Aversive racism is a form of prejudice which characterizes the biases of those who are politically liberal and openly endorse non-prejudiced views, but whose unconscious negative feelings and beliefs get expressed in subtle, indirect and often rationalizable ways
400
What is the difference between stratified sampling and cluster sampling?
stratified: Every group is represented. (useful if between group variation is high) cluster: Only some of the sub-group is represented. (useful if between group variation is low)
500
What is the unit of analysis in the following example: Using detailed 33 category occupational classification and inspecting the proportion of workers in each occupation who use computers and their mean weekly hours of use, we were able to identify six discrete clusters for comparison. Three fell at the high end of the computer use scale, while the other three were at the low end.

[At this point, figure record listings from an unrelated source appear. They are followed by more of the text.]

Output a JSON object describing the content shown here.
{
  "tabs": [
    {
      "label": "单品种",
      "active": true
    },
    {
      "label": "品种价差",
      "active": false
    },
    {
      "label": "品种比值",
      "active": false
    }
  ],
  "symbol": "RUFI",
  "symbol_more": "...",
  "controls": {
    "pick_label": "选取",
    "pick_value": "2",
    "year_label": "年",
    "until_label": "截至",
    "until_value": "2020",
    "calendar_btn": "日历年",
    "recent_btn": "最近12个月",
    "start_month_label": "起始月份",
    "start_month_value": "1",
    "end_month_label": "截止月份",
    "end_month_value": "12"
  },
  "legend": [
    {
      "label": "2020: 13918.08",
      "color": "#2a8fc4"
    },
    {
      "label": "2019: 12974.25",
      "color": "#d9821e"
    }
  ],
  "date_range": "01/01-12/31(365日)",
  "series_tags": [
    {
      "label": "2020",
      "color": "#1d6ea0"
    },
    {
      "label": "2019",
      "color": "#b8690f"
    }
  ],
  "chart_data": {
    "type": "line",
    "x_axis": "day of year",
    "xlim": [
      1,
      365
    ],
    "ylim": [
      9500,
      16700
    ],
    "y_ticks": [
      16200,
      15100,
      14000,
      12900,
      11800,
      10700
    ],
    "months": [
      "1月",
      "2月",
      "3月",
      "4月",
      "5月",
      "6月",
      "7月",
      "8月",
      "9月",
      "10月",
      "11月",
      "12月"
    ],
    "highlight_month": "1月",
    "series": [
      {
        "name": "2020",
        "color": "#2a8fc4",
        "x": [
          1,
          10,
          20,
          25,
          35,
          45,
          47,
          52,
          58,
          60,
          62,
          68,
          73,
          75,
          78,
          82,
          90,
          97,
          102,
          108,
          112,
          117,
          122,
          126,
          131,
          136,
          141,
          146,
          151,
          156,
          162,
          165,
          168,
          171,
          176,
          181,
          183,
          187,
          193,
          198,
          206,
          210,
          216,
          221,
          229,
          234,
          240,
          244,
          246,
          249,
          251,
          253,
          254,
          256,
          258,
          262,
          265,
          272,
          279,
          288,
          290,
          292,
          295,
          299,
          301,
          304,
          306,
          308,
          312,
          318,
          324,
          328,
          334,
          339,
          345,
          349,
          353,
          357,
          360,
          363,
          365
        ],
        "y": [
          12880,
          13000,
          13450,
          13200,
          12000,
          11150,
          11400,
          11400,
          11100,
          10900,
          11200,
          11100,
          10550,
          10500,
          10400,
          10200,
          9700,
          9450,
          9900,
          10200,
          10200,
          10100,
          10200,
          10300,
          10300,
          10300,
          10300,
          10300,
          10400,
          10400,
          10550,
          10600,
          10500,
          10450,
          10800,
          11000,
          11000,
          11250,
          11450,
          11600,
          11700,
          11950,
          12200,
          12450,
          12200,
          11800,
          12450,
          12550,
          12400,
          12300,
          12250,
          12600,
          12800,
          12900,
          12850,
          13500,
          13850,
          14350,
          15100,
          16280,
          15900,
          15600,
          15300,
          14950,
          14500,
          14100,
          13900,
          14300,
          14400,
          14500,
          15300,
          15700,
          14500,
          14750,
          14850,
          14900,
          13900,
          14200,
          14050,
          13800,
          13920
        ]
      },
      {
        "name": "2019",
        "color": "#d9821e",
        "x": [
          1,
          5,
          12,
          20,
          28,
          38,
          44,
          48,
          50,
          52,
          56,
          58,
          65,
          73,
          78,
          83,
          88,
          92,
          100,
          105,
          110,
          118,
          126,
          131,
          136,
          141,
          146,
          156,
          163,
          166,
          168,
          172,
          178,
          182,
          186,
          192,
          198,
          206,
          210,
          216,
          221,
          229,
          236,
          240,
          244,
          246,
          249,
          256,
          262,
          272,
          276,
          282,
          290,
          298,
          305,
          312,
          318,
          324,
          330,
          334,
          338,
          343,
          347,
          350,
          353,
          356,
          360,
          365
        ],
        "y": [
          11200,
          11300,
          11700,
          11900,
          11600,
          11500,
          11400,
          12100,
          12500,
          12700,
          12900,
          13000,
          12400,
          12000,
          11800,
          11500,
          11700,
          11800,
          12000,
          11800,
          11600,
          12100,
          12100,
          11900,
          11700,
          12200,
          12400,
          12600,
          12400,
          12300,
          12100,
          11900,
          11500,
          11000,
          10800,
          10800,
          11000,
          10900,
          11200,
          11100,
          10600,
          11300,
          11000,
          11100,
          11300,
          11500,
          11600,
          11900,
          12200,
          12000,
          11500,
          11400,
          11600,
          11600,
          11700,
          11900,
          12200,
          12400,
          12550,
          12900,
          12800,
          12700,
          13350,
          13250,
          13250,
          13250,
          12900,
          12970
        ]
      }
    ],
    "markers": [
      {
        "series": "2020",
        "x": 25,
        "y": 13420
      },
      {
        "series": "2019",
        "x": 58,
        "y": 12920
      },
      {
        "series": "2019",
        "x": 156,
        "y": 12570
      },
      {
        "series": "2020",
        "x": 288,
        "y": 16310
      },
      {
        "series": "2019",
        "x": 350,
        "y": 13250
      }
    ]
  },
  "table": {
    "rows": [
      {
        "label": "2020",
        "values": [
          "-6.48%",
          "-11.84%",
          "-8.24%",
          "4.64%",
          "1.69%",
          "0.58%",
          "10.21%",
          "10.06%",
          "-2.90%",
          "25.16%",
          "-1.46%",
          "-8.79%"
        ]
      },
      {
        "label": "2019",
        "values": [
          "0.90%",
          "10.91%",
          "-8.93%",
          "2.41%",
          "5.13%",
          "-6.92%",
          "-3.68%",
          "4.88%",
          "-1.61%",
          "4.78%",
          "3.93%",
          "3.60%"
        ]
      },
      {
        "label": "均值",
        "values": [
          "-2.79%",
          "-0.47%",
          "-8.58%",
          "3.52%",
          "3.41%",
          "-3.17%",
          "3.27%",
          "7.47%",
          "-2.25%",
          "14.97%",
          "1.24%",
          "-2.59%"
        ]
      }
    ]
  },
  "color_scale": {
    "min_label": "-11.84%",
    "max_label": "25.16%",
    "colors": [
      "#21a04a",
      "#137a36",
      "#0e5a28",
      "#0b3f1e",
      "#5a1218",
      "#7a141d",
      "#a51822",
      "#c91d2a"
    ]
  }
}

The unit of analysis is occupation. Each occupation has a proportion of workers who use computers, and a mean weekly hours of use per worker. The occupations were then classified into clusters and compared, but it is the occupation that takes on the value of “proportion who use computers” (the variable).
500
You want a sample of 100 students for your study. Explain how you would draw a simple random sample for this study. Explain how you would draw a stratified random sample (stratified by house). Explain how would draw a clustered sample (clustered by house)
Simple Random Sample: Put all the registrar names in a hat and draw 100 names randomly. Stratified Random Sample (by house): Let’s say that Harvard’s campus is made up of 5 houses. Twenty percent of students live in Pineapple House, 25% in Apple House, 10% in Grape House, 10% in Banana House, 10% in Cherry House, and 25% in Orange House. So we’re going to randomly select 20 people from Pineapple House (that’s 20% of 100), 25 people from Apple House (that’s 25% of 100), 10 people from Grape House, 10 people in Banana House, 10 people in Cherry House, and 25 people from Orange House to get our total sample of 100 people. Clustered Sample (by house): We’d randomly select, say, 2 clusters (houses). Then from those two houses only, we randomly select 50 students from each.
500
“Do you agree with the President’s recent decision to send spaceships into space to research the social stratification mechanisms underlying societies in Mars?” Choices: a) Agree, b) Neither agree nor disagree, c) Disagree
Using “the President” will steer the respondent into agreeing because he’s a popular/authoritative figure; inappropriate wording (“social stratification mechanisms” may not be a familiar term to everyone)
500
According to Furstenberg, what are 2 independent variables that predict the transition to adulthood?
Education, Social class/income
500
What were the main points in Everything is Obvious?
Everything is not as obvious as they seem. Watts discusses how we often think we know more about the world than we actually do, and illustrates many examples of when “common sense” fails us. Social science often highlights this idea that what’s seemingly obvious isn’t really obvious. See examples he discusses, as well as the details of his arguments.